High Court to Weigh Future of FCC’s Internet Access Fund Amid Constitutional Clash

The U.S. Supreme Court is stepping into a high-stakes legal showdown that could shake the foundations of how America keeps its rural and low-income communities connected.

At the center of the storm is the Federal Communications Commission’s Universal Service Fund — a $9 billion-a-year initiative that’s been powering broadband and phone access for underserved groups for nearly three decades. But now, the fund’s very existence is under constitutional fire.

The core argument? Critics say the FCC has been operating beyond its bounds, acting like a tax-collecting body without Congressional oversight. And the justices are about to decide whether that’s a bridge too far.

The case stems from a 2024 decision by the 5th U.S. Circuit Court of Appeals, where a sharply divided bench ruled the funding mechanism unconstitutional. The ruling didn’t pinpoint a single violation but instead condemned what it called a dangerous cocktail: an overly broad delegation of power by Congress to the FCC, followed by an improper handoff of authority to a private company.

That private entity — the Universal Service Administrative Company — collects payments from telecom giants and distributes the funds to schools, libraries, tribal lands, and low-income users. Opponents, including conservative watchdog Consumers’ Research and a small telecom carrier, claim the FCC gave USAC far too much power, letting it shape funding formulas and collection strategies with minimal oversight.

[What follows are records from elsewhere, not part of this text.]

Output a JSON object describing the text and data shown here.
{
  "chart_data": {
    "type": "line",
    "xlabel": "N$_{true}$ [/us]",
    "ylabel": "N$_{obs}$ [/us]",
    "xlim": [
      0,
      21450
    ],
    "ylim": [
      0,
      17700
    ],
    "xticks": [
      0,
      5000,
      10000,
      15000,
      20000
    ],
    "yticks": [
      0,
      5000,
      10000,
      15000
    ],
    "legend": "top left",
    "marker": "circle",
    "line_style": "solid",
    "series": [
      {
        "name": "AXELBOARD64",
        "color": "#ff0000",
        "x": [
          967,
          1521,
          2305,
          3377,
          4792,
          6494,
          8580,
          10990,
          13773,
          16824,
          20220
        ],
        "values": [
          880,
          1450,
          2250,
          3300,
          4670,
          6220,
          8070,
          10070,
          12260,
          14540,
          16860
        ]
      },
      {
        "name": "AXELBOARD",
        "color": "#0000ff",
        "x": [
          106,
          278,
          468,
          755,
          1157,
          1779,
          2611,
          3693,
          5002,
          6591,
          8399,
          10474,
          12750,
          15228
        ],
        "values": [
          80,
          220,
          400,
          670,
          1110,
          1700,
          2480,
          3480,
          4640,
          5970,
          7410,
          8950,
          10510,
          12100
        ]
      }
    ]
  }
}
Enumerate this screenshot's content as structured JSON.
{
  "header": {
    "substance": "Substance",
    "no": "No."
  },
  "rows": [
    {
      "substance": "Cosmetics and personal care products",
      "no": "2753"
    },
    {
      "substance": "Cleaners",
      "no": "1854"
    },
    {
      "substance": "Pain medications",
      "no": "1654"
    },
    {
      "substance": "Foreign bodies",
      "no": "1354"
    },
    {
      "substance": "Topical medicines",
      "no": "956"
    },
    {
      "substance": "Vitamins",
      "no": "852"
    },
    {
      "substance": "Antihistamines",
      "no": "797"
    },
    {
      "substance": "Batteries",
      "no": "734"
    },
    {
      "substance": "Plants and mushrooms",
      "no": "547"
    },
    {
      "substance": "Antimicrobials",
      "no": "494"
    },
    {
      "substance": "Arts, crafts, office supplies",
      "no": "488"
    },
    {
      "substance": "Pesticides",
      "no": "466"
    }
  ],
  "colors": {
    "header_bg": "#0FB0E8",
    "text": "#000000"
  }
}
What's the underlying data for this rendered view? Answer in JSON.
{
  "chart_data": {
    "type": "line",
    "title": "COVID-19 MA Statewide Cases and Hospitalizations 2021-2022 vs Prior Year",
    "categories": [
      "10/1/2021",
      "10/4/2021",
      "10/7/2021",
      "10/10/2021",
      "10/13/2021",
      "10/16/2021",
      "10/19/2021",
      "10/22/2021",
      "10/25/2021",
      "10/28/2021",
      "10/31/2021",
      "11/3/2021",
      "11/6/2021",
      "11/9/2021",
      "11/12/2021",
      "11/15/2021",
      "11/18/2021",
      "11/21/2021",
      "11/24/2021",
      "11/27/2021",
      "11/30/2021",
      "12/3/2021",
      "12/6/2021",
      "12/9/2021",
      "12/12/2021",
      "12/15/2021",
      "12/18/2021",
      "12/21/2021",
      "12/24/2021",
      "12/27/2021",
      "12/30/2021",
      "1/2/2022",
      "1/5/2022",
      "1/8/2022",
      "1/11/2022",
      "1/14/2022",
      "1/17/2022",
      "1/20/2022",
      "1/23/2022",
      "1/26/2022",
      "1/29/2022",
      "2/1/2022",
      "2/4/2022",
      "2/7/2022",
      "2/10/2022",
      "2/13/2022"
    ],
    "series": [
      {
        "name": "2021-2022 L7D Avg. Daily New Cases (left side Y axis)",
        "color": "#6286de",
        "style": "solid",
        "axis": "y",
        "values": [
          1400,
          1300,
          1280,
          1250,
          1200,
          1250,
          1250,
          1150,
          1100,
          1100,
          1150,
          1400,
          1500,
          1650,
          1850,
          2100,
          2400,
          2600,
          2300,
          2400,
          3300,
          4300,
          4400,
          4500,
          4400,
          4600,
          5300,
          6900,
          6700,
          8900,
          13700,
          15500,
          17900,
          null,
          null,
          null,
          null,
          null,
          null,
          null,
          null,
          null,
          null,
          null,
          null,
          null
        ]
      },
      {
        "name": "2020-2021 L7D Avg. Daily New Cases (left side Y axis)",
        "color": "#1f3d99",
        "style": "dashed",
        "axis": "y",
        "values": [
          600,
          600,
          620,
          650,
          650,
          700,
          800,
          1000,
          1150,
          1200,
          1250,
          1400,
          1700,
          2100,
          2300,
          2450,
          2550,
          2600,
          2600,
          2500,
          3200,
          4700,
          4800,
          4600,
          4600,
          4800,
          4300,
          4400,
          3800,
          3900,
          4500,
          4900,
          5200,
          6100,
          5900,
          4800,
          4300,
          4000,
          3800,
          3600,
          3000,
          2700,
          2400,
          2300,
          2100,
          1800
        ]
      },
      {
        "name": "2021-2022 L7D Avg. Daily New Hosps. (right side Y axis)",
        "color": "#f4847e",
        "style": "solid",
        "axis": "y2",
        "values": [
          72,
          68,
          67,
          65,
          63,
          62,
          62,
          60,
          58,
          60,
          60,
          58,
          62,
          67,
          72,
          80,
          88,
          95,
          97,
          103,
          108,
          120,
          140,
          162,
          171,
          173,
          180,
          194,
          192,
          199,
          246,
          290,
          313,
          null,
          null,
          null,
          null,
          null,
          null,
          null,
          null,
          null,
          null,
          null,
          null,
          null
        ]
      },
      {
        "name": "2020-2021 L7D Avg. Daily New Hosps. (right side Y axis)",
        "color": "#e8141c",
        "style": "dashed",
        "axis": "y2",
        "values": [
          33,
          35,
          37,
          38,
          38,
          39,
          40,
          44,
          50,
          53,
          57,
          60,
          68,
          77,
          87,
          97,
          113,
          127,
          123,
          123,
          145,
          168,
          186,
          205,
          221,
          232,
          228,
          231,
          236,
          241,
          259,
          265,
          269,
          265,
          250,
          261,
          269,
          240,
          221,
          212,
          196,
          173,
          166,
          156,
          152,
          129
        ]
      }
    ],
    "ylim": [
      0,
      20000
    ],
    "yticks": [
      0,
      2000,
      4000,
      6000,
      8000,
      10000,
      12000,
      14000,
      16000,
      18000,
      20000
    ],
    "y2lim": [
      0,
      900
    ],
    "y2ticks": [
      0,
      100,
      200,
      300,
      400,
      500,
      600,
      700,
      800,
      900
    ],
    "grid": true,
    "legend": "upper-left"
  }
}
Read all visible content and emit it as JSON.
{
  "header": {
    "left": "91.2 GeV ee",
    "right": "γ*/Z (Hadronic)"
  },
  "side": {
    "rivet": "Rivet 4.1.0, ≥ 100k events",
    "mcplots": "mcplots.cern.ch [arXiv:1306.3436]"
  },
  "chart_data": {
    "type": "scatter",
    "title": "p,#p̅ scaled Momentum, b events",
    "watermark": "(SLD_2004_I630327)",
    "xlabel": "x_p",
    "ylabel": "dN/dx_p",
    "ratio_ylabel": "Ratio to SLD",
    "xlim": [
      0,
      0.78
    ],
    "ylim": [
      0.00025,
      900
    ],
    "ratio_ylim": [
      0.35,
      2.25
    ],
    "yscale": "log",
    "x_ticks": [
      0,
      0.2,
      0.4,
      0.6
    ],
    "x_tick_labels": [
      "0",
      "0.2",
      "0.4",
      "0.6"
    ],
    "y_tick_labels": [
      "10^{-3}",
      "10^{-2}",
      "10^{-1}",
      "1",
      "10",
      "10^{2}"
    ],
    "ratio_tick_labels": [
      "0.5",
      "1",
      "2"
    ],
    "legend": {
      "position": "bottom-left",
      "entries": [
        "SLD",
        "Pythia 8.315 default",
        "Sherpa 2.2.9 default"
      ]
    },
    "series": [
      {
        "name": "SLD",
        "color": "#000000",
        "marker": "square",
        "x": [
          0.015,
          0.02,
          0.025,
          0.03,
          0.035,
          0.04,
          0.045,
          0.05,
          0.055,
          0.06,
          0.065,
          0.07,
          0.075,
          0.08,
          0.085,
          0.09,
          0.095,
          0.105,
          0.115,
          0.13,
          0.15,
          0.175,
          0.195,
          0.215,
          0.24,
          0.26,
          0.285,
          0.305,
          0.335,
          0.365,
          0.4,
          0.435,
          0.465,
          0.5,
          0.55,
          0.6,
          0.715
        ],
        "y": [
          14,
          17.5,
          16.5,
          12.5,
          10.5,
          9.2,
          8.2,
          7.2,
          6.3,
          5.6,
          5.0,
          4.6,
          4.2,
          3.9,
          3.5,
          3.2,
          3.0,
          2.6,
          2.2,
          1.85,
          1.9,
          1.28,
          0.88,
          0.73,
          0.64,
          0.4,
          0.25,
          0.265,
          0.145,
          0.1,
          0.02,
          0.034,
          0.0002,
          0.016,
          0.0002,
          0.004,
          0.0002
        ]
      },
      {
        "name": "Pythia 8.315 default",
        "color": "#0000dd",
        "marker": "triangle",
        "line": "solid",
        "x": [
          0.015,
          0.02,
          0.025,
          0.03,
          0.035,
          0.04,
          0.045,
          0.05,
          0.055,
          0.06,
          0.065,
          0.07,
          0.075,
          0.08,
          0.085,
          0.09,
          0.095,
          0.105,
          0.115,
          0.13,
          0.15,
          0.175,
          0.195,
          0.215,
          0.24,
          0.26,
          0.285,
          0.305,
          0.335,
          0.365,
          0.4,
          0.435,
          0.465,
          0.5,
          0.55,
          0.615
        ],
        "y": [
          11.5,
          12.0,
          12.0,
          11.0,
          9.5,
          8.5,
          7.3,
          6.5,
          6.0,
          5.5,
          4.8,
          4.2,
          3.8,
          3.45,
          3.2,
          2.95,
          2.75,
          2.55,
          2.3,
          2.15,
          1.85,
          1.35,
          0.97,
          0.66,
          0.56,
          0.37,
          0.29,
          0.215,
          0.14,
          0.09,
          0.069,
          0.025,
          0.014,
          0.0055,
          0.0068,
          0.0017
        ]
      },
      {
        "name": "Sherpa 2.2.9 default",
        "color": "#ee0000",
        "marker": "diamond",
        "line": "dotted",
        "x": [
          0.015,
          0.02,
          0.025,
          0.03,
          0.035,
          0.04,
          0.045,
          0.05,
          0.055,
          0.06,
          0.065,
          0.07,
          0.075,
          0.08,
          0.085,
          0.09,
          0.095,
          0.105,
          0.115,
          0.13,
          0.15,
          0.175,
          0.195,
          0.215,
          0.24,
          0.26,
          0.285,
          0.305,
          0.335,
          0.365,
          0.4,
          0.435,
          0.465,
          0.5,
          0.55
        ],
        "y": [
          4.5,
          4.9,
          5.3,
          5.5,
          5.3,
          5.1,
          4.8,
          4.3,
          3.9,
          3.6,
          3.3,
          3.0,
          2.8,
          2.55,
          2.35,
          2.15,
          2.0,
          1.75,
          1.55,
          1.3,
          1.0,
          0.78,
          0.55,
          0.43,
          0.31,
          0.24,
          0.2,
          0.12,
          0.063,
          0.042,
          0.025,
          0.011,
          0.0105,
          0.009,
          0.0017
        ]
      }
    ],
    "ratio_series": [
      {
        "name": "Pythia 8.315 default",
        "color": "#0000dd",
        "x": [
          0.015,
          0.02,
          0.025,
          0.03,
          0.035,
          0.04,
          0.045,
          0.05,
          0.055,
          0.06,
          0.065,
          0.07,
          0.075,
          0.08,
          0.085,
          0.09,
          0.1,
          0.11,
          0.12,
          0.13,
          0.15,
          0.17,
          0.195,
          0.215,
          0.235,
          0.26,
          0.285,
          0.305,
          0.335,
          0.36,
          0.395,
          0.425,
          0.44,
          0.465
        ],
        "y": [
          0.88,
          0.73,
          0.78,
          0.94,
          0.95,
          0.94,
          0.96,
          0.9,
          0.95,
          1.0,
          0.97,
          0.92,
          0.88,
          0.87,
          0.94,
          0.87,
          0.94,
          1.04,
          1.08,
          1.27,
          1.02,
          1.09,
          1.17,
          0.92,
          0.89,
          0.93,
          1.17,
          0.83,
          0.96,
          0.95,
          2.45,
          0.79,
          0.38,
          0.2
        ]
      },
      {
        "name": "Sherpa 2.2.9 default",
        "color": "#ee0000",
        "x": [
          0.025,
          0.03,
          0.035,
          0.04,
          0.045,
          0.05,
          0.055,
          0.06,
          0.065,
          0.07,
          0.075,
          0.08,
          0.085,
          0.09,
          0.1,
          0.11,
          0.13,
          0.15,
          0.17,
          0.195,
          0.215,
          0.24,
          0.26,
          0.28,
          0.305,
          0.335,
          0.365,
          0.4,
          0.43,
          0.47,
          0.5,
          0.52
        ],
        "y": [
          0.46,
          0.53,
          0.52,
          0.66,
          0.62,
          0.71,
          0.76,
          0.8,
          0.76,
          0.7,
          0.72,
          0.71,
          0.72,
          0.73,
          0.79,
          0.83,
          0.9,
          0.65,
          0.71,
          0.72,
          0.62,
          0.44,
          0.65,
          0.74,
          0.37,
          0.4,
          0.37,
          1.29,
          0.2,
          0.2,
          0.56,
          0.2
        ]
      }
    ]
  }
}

Their argument is rooted in the “non-delegation doctrine,” a dusty but potent constitutional principle that says Congress can’t just toss its lawmaking power to other entities — especially not to unelected regulators or private corporations.

The FCC, in turn, insists that it has stayed within the lines Congress drew back in 1996 when the Telecommunications Act was passed. According to the agency, it hasn’t handed over the reins of governmental power to USAC but simply relies on it for technical administration.

This is more than a bureaucratic battle. A ruling against the FCC could ripple across other federal agencies, especially in a legal climate where the Court has grown increasingly skeptical of regulatory overreach. With a 6-3 conservative tilt, the justices have already trimmed the wings of several federal bodies in recent years — though the non-delegation doctrine itself has yet to make a major comeback.

All eyes are now on the Court as it hears arguments this week. A decision is expected by the end of June — one that could either reaffirm the federal government’s role in bridging the digital divide or force a dramatic rethinking of how that mission is funded.